Introduction: This pilot study tested the feasibility and effectiveness of using Mindfulness-Based Childbirth Education (MBCE), a novel integration of mindfulness meditation and skills-based childbirth education, for mental health promotion with pregnant women. The MBCE protocol aimed to reduce fear of birth, anxiety, and stress and improve maternal self-efficacy. This pilot study also aimed to determine the acceptability and feasibility of the MBCE protocol. Methods: A single-arm pilot study of the MBCE intervention using a repeated-measures design was used to analyze data before and after the MBCE intervention to determine change trends with key outcome variables: mindfulness; depression, anxiety, and stress; childbirth self-efficacy; and fear of childbirth.
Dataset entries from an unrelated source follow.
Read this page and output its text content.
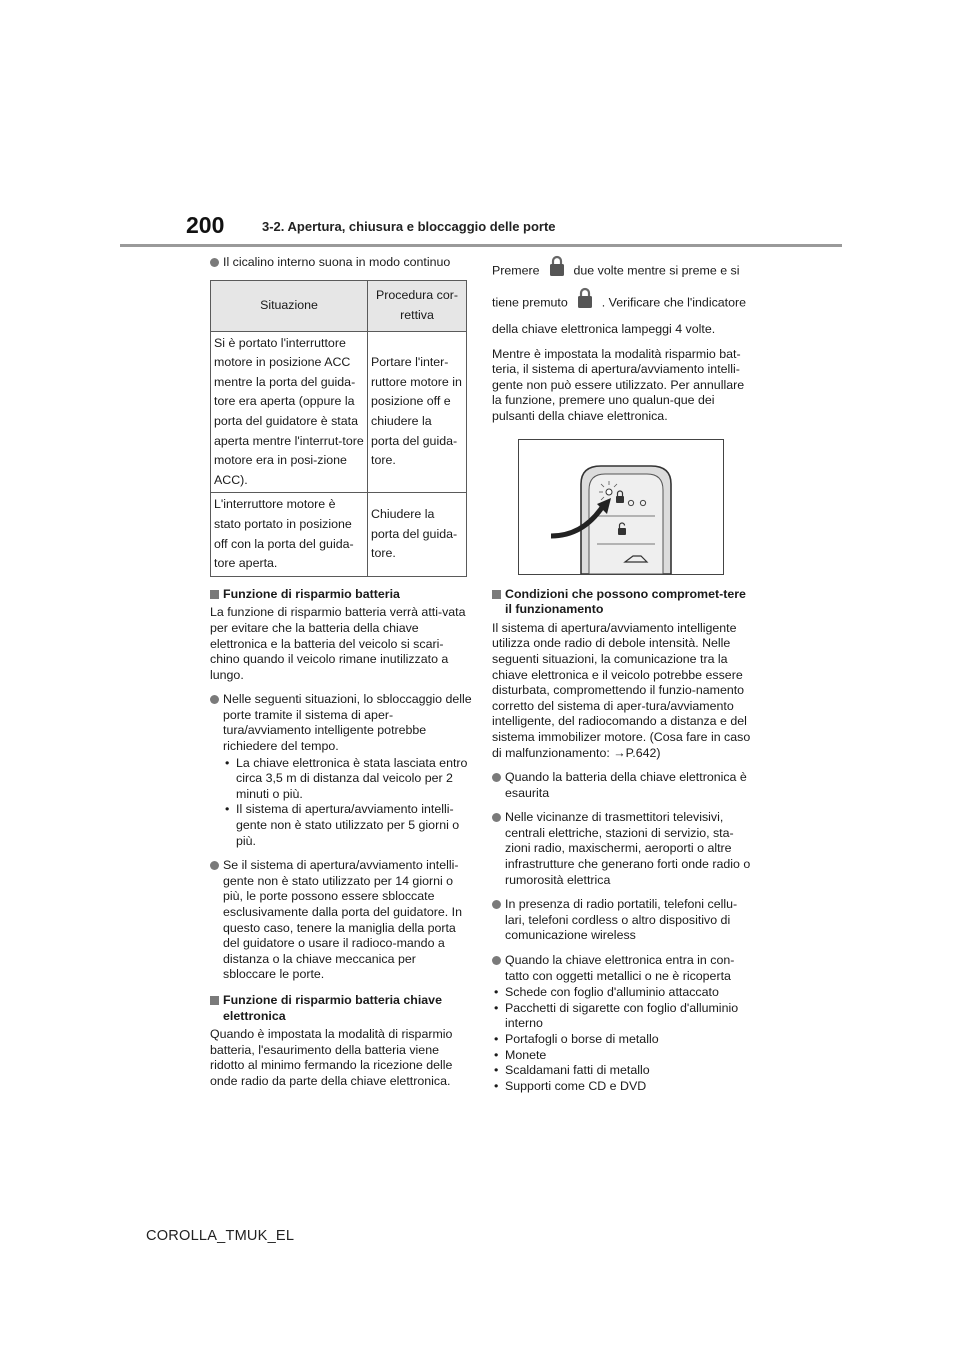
200	3-2. Apertura, chiusura e bloccaggio delle porte
Il cicalino interno suona in modo continuo
Situazione	Procedura cor-rettiva
Si è portato l'interruttore motore in posizione ACC mentre la porta del guida-tore era aperta (oppure la porta del guidatore è stata aperta mentre l'interrut-tore motore era in posi-zione ACC).	Portare l'inter-ruttore motore in posizione off e chiudere la porta del guida-tore.
L'interruttore motore è stato portato in posizione off con la porta del guida-tore aperta.	Chiudere la porta del guida-tore.
Funzione di risparmio batteria
La funzione di risparmio batteria verrà atti-vata per evitare che la batteria della chiave elettronica e la batteria del veicolo si scari-chino quando il veicolo rimane inutilizzato a lungo.
Nelle seguenti situazioni, lo sbloccaggio delle porte tramite il sistema di aper-tura/avviamento intelligente potrebbe richiedere del tempo.
• La chiave elettronica è stata lasciata entro circa 3,5 m di distanza dal veicolo per 2 minuti o più.
• Il sistema di apertura/avviamento intelli-gente non è stato utilizzato per 5 giorni o più.
Se il sistema di apertura/avviamento intelli-gente non è stato utilizzato per 14 giorni o più, le porte possono essere sbloccate esclusivamente dalla porta del guidatore. In questo caso, tenere la maniglia della porta del guidatore o usare il radioco-mando a distanza o la chiave meccanica per sbloccare le porte.
Funzione di risparmio batteria chiave elettronica
Quando è impostata la modalità di risparmio batteria, l'esaurimento della batteria viene ridotto al minimo fermando la ricezione delle onde radio da parte della chiave elettronica.
Premere	due volte mentre si preme e si
tiene premuto	. Verificare che l'indicatore
della chiave elettronica lampeggi 4 volte.
Mentre è impostata la modalità risparmio bat-teria, il sistema di apertura/avviamento intelli-gente non può essere utilizzato. Per annullare la funzione, premere uno qualun-que dei pulsanti della chiave elettronica.
Condizioni che possono compromet-tere il funzionamento
Il sistema di apertura/avviamento intelligente utilizza onde radio di debole intensità. Nelle seguenti situazioni, la comunicazione tra la chiave elettronica e il veicolo potrebbe essere disturbata, compromettendo il funzio-namento corretto del sistema di aper-tura/avviamento intelligente, del radiocomando a distanza e del sistema immobilizer motore. (Cosa fare in caso di malfunzionamento: →P.642)
Quando la batteria della chiave elettronica è esaurita
Nelle vicinanze di trasmettitori televisivi, centrali elettriche, stazioni di servizio, sta-zioni radio, maxischermi, aeroporti o altre infrastrutture che generano forti onde radio o rumorosità elettrica
In presenza di radio portatili, telefoni cellu-lari, telefoni cordless o altro dispositivo di comunicazione wireless
Quando la chiave elettronica entra in con-tatto con oggetti metallici o ne è ricoperta
• Schede con foglio d'alluminio attaccato
• Pacchetti di sigarette con foglio d'alluminio interno
• Portafogli o borse di metallo
• Monete
• Scaldamani fatti di metallo
• Supporti come CD e DVD
COROLLA_TMUK_EL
Pregnant women (18-28 weeks’ gestation) and their support companions attended weekly MBCE group sessions over 8 weeks in an Australian community setting. Results: Of the 18 women who began and completed the intervention, missing data allowed for complete data from 12 participants to be analyzed. Statistically significant improvements and large effect sizes were observed for childbirth self-efficacy and fear of childbirth. Improvements in depression, mindfulness, and birth outcome expectations were underpowered. At postnatal follow-up significant improvements were found in anxiety, whereas improvements in mindfulness, stress, and fear of birth were significant at a less conservative alpha level. Discussion: This pilot study demonstrated that a blended mindfulness and skills-based childbirth education intervention was acceptable to women and was associated with improvements in women's sense of control and confidence in giving birth. Previous findings that low self-efficacy and high childbirth fear are linked to greater labor pain, stress reactivity, and trauma suggest the observed improvements in these variables have important implications for improving maternal mental health and associated child health outcomes. Ways in which these outcomes can be achieved through improved childbirth education are discussed.